Oginga Odinga qualified for second presidency of Kenya, not because he was a Luo, but because he was one of the best nationalists that Kenya ever had – together with others like Bildad Kaggia and JM Kariuki, JD Kali, Pio Gama Pinto and others. 

Because Oginga Odinga was nationalist, he was not a tribalist. Instead he fought against negative ethnicity by championing the fight against poverty and liberation of all its victims across the land. And if Odinga had not fallen out with Kenyatta and had become second president of Kenya, like President Nyerere of Tanzania, he would have transformed Kenya into a country and society not consumed by negative ethnicity as it is today.

Odinga best demonstrated his nationalism by fighting hardest for the release of Jomo Kenyatta, who was not a Luo like him but a Kikuyu and also for his becoming the first president of Kenya. 

And while Odinga fought for the release of Kenyatta when neither Tom Mboya nor any Kikuyu leader could stand up for Kenyatta without provoking the ire of European settlers, Odinga continued to regard Kenyatta as his freedom hero even after they had fallen out and Kenyatta had detained him without charge or trial for two years.

To the disbelief of many, Odinga hung Kenyatta’s portrait on the wall of his Kisumu home, together with portraits of great freedom fighters like Nyerere, Nkrumah and Abdi Nasser of Egypt. When asked why he would give Kenyatta this honour, he said he had no power to revise history and deny that Kenyatta fought and suffered for the freedom of Kenya.

While he disagreed with President Kenyatta, Jomo the freedom fighter would always be his hero. Only a man with as big a heart as Oginga Odinga deserved to be the second president. 

Odinga also qualified for second presidency because he was one of the few politicians whose politics was driven by ideology rather than personal whims and by a vision that would have been a compass by which he would have led the ship of State. 

While capitalism ravaged and impoverished Kenya, Odinga’s socialism would have raised Kenya to the levels of Chinese or Scandinavian development. And while some will deny this possibility, the extent of Kenya’s poverty can never compare with the wealth of our tiny elite.   

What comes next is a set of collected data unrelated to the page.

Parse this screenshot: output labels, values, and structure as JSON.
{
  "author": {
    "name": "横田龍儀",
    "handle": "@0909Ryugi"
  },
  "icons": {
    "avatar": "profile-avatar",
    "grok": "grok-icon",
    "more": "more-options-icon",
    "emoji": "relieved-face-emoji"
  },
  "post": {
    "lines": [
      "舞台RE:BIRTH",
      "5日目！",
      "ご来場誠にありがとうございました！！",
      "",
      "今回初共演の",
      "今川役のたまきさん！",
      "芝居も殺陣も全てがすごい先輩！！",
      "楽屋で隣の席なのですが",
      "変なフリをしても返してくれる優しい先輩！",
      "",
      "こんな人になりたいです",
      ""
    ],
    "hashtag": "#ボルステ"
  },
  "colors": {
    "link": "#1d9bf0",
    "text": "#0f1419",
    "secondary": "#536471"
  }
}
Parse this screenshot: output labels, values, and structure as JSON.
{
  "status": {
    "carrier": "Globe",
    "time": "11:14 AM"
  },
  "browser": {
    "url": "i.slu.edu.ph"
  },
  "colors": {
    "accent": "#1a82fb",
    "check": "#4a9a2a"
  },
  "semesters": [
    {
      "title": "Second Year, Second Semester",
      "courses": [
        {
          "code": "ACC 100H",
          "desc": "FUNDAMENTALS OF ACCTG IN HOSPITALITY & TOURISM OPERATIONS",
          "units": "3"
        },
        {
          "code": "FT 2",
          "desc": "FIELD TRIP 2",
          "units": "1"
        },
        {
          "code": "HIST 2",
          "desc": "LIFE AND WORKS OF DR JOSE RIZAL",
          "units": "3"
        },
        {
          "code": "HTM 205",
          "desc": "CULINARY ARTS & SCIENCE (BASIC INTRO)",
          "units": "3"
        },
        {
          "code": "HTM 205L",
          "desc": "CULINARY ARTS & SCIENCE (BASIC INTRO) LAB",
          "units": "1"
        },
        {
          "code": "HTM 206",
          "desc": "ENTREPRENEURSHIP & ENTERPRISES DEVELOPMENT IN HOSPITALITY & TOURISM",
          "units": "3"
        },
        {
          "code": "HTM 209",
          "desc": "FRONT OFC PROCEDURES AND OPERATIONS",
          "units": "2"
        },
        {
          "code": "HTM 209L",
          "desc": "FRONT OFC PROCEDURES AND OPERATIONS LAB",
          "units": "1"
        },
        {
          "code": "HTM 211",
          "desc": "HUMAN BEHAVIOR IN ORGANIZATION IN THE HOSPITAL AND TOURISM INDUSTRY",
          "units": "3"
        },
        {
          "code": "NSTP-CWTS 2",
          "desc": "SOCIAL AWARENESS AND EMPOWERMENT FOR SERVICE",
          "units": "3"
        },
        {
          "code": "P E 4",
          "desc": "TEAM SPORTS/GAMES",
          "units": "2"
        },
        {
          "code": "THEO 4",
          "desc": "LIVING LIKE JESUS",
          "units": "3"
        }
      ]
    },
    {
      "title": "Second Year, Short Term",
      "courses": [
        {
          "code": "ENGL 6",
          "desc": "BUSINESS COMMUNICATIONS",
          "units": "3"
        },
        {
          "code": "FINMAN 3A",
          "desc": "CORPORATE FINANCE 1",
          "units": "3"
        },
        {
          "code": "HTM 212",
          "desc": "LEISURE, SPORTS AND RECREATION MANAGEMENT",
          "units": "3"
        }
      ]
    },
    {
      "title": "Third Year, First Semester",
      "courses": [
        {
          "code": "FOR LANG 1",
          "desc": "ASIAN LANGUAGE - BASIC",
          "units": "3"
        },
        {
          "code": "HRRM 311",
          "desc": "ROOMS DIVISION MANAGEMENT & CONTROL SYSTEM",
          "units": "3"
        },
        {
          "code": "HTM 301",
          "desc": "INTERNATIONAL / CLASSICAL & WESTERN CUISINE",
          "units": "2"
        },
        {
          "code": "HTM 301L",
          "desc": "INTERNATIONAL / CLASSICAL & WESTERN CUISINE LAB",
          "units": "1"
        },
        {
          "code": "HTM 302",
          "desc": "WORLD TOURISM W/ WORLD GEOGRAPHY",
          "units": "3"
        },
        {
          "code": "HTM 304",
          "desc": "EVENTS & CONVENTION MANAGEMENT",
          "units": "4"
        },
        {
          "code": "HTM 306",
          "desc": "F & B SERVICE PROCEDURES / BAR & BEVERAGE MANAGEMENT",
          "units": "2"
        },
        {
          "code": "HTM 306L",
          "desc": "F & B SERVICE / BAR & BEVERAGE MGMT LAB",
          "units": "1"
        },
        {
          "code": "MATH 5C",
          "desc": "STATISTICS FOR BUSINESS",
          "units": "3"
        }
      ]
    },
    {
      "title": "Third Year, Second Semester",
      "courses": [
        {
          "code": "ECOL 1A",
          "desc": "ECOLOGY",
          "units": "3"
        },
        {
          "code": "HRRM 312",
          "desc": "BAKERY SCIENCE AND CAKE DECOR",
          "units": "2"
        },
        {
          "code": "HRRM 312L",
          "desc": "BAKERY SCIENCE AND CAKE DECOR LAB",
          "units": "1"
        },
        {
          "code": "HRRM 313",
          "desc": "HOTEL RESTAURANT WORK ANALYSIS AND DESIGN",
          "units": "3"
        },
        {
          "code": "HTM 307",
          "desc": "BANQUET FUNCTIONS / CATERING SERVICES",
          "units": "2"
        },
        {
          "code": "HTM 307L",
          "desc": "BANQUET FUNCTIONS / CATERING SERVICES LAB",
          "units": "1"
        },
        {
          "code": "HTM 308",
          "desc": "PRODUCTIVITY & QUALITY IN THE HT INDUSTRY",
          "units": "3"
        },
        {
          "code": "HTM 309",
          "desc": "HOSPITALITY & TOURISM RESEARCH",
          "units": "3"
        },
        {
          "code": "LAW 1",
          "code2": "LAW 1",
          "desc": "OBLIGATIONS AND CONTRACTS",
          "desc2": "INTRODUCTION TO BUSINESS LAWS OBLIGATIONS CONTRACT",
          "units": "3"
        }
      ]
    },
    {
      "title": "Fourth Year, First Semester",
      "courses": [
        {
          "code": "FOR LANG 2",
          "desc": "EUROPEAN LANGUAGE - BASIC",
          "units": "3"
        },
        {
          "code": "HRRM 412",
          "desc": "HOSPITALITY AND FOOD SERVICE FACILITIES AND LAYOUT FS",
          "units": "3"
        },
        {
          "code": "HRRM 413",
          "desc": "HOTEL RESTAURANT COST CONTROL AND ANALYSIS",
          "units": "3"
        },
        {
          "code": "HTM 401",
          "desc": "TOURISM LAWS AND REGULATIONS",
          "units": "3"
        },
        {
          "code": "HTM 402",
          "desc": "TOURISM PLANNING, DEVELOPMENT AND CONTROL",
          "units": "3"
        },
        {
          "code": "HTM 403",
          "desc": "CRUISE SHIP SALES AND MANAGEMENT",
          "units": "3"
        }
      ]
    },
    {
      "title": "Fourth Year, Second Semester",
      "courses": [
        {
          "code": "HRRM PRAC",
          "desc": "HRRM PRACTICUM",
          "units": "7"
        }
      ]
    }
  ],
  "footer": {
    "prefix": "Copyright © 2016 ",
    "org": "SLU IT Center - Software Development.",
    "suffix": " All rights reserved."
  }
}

If Jaramogi never became the second president of Kenya, it is not because he did not qualify but because Kenyatta did not reciprocate the loyalty that Odinga had demonstrated for him. Had Kenyatta supported Odinga the way Odinga had supported him, Odinga would easily succeeded him.  

Odinga should have become second president of Kenya because he was more qualified than Moi. Despite the hell I suffered at the hands of President Moi, I have no personal grudge against him. It is, therefore, for no personal grudge that I say that between Odinga and Moi, Odinga qualified for the job many times more.

In fact, on account of his unparalleled courage and admission of Kenyan leaders’ failure to take Kenya to the Promised Land, at the time of Kenyatta’s death, no other Kenyan leader qualified more for second.  

All other qualifications apart, Odinga also qualified because he was also a Pan-Africanist along with Nyerere and Nkrumah that would have united Kenya with the rest of Africa.  

Finally, to use the words of Johnny Carson that choices have consequences, our choices of Kenyatta, Moi, Kibaki and Uhuru all have consequences that explain what Kenya is today – a land of unending calamities of terrorism, hunger, road carnage, corruption, negative ethnicity and death of the national soul.